To understand this "weird" teaching, one has to realize the relation between demons and our sinful passions. When we are tempted, we are not tempted either by God or by demon, but by our own sinful inclination, that dwells deeply in the hidden and dark recesses of our hearts (cf. James 1:13-14). When we succumb to them, we die with a greater, metaphorical death, than the physical death (cf. James 1:15), for physical death does not deprive us of communion with God (Phil 1:21; or Psalm 63:3, which says "Your Mercy is better than life", for when we die as martyrs witnessing God's Mercy's presence in us, by this we are entering the true and eternal life passing through this physical-biologial death to indestructible divine life of our souls /John 5:24/), while true death is to get deprived of this communion even while physically-bilogically living. And then demons are jubilant, they come and "dine" in our hearts and foment even more strongly our sinful passions so that we may erroneously identify ourselves with them. Now, when Son of God comes to stay in our hearts eternally (John 8:35) together with Father (John 14:10), He defeats the demonic influence in us (Mark 3:27) and heals our sinful inclinations, and our "home" that is to say, our heart, becomes clean and bright, and our mood is jubilant in God, for there can be nothing more desirable and admirable than feeling of a presence and communion with God (cf. Matt 17:4), for such a person smacks of and enjoys the Eternal Kingdom already in this life, for what is the Kingdom of Heaven, but communion with God's Spirit, who also dwells in our hearts with the Father and the Son, giving unspeakable peace and joy (Romans 14:17).
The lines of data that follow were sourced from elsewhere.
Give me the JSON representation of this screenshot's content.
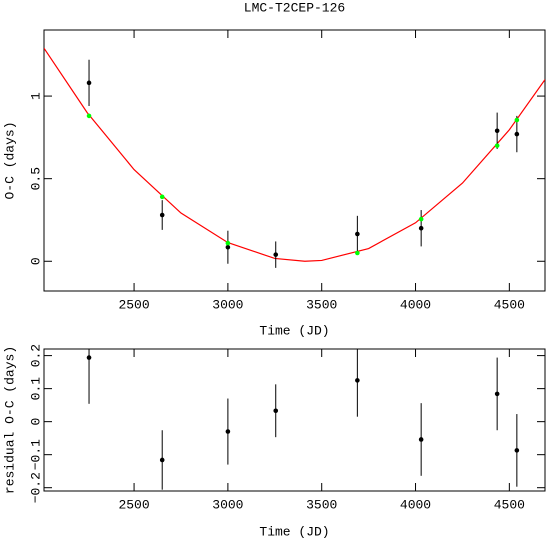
{
  "chart_data": [
    {
      "type": "scatter",
      "title": "LMC-T2CEP-126",
      "xlabel": "Time (JD)",
      "ylabel": "O-C (days)",
      "xlim": [
        2020,
        4690
      ],
      "ylim": [
        -0.18,
        1.4
      ],
      "xticks": [
        2500,
        3000,
        3500,
        4000,
        4500
      ],
      "yticks": [
        0,
        0.5,
        1
      ],
      "grid": false,
      "series": [
        {
          "type": "line",
          "color": "#ff0000",
          "x": [
            2020,
            2250,
            2500,
            2750,
            3000,
            3250,
            3410,
            3500,
            3750,
            4000,
            4250,
            4500,
            4690
          ],
          "values": [
            1.29,
            0.9,
            0.555,
            0.292,
            0.113,
            0.017,
            0,
            0.005,
            0.077,
            0.233,
            0.473,
            0.796,
            1.1
          ]
        },
        {
          "type": "scatter",
          "color": "#000000",
          "x": [
            2260,
            2650,
            3000,
            3255,
            3690,
            4030,
            4435,
            4540
          ],
          "values": [
            1.08,
            0.28,
            0.085,
            0.04,
            0.165,
            0.2,
            0.79,
            0.77
          ],
          "errors": [
            0.14,
            0.09,
            0.1,
            0.08,
            0.11,
            0.11,
            0.11,
            0.11
          ]
        },
        {
          "type": "scatter",
          "color": "#00ff00",
          "x": [
            2260,
            2650,
            3000,
            3690,
            4030,
            4435,
            4540
          ],
          "values": [
            0.88,
            0.39,
            0.11,
            0.05,
            0.255,
            0.7,
            0.855
          ]
        }
      ]
    },
    {
      "type": "scatter",
      "xlabel": "Time (JD)",
      "ylabel": "residual O-C (days)",
      "xlim": [
        2020,
        4690
      ],
      "ylim": [
        -0.21,
        0.22
      ],
      "xticks": [
        2500,
        3000,
        3500,
        4000,
        4500
      ],
      "yticks": [
        {
          "value": -0.2,
          "label": "−0.2"
        },
        {
          "value": -0.1,
          "label": "−0.1"
        },
        0,
        0.1,
        0.2
      ],
      "grid": false,
      "series": [
        {
          "type": "scatter",
          "color": "#000000",
          "x": [
            2260,
            2650,
            3000,
            3255,
            3690,
            4030,
            4435,
            4540
          ],
          "values": [
            0.194,
            -0.116,
            -0.03,
            0.033,
            0.125,
            -0.054,
            0.084,
            -0.087
          ],
          "errors": [
            0.14,
            0.09,
            0.1,
            0.08,
            0.11,
            0.11,
            0.11,
            0.11
          ]
        }
      ]
    }
  ]
}
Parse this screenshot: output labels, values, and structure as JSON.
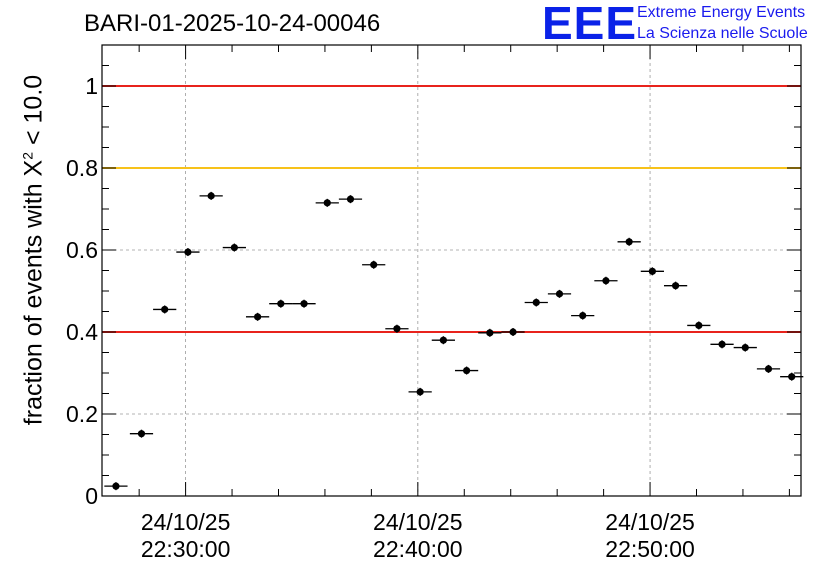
{
  "chart_data": {
    "type": "scatter",
    "title": "BARI-01-2025-10-24-00046",
    "ylabel_prefix": "fraction of events with ",
    "ylabel_symbol": "X",
    "ylabel_sup": "2",
    "ylabel_suffix": " < 10.0",
    "ylim": [
      0,
      1.1
    ],
    "yticks": [
      0,
      0.2,
      0.4,
      0.6,
      0.8,
      1
    ],
    "ytick_labels": [
      "0",
      "0.2",
      "0.4",
      "0.6",
      "0.8",
      "1"
    ],
    "x_unit": "minutes since 22:30:00",
    "xlim": [
      -3.6,
      26.5
    ],
    "xticks": [
      {
        "x": 0,
        "date": "24/10/25",
        "time": "22:30:00"
      },
      {
        "x": 10,
        "date": "24/10/25",
        "time": "22:40:00"
      },
      {
        "x": 20,
        "date": "24/10/25",
        "time": "22:50:00"
      }
    ],
    "bin_halfwidth": 0.5,
    "reference_lines": [
      {
        "y": 1.0,
        "color": "#e8231c"
      },
      {
        "y": 0.8,
        "color": "#f7c21a"
      },
      {
        "y": 0.4,
        "color": "#e8231c"
      }
    ],
    "series": [
      {
        "name": "fraction",
        "color": "#000000",
        "x": [
          -3,
          -1.9,
          -0.9,
          0.1,
          1.1,
          2.1,
          3.1,
          4.1,
          5.1,
          6.1,
          7.1,
          8.1,
          9.1,
          10.1,
          11.1,
          12.1,
          13.1,
          14.1,
          15.1,
          16.1,
          17.1,
          18.1,
          19.1,
          20.1,
          21.1,
          22.1,
          23.1,
          24.1,
          25.1,
          26.1
        ],
        "values": [
          0.024,
          0.152,
          0.455,
          0.595,
          0.732,
          0.606,
          0.437,
          0.469,
          0.469,
          0.715,
          0.724,
          0.564,
          0.408,
          0.254,
          0.38,
          0.306,
          0.398,
          0.4,
          0.472,
          0.493,
          0.44,
          0.525,
          0.62,
          0.548,
          0.513,
          0.416,
          0.37,
          0.362,
          0.31,
          0.291
        ]
      }
    ]
  },
  "logo": {
    "mark": "EEE",
    "line1": "Extreme Energy Events",
    "line2": "La Scienza nelle Scuole"
  }
}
And now comes that dramatic caveat of what could happen next, (for Jesus does not say that it will necessarily happen, but implies that it could or may happen)? If one's heart is cleansed and purified, it is not a static thing, but purification, assimilation to God, admiring a greater and greater intensity of His presence is a dynamic and on-going process! That is why David says: "cleanse me even more, so that I may become whiter than snow" (Psalm 51:7), "whiter than snow" metaphorically implying the saturation by uncreatedness and deification, for there is nothing whiter than snow in the created universe, so the "whiter" implies that the mortal and perishable in us is consumed and clad in immortal and imperishable (1 Cor. 15:53). Yet, this does not happen automatically, and we have to work for it together with God and His grace present in us, for the Heavenly Kingdom is "conquered" only by those who through full concentration of their efforts "force their way into it" (Luke 16:16). But if we are idle and not do it, that is to say, if we do not co-act with the cleansing grace present in us, what then?
And exactly here comes what Jesus warns us about in Luke 11:24-26! We are not growing in God, and since this implies that we start getting indifferent towards the salvific and healthy pleasure of His presence, we start in the depth of our hearts gradually to betray Him, by feeling nostalgia for our sinful pleasures (be it drugs, excessive alcohol or unseemly sexual pleasures etc.), because with total deprivation of any pleasure human heart, which naturally desires for pleasure, cannot live at all! Thus, our hearts incline naturally towards pleasure and happiness. Thus, when God ceases to provide the deifying pleasure to such an apostate heart - not due to God, but due to the sloth of the person himself - then this heart desires even more strongly the sinful pleasures it had refused and abandoned at the time of his conversion; now, the nostalgia for them grows greater and greater, as of somebody who has not seen one's homeland for a long time. Eventually, this nostalgia brings back an apostate heart, as to a homeland, to the same sinful passions from which it had departed, but now with a novel impetus, novel and greater strength, endearment and passion! So, such a heart embraces the previous sweetness of sins with a greater thirst and a greater thrust. Thus, the condition of such heart will be more miserable, because the committed sin engenders death (James 1:15), and deeper the sin - deeper the death. This greater depravity of heart means that the demonic presence in it will also become more intense and more difficult, if not next to impossible to get rid of it. This is the meaning of the metaphor "7 more demons" in fact. Yet, "next to impossible" or even "impossible" for men is possible through loving God (Luke 18:27), for gates of repentance are always open.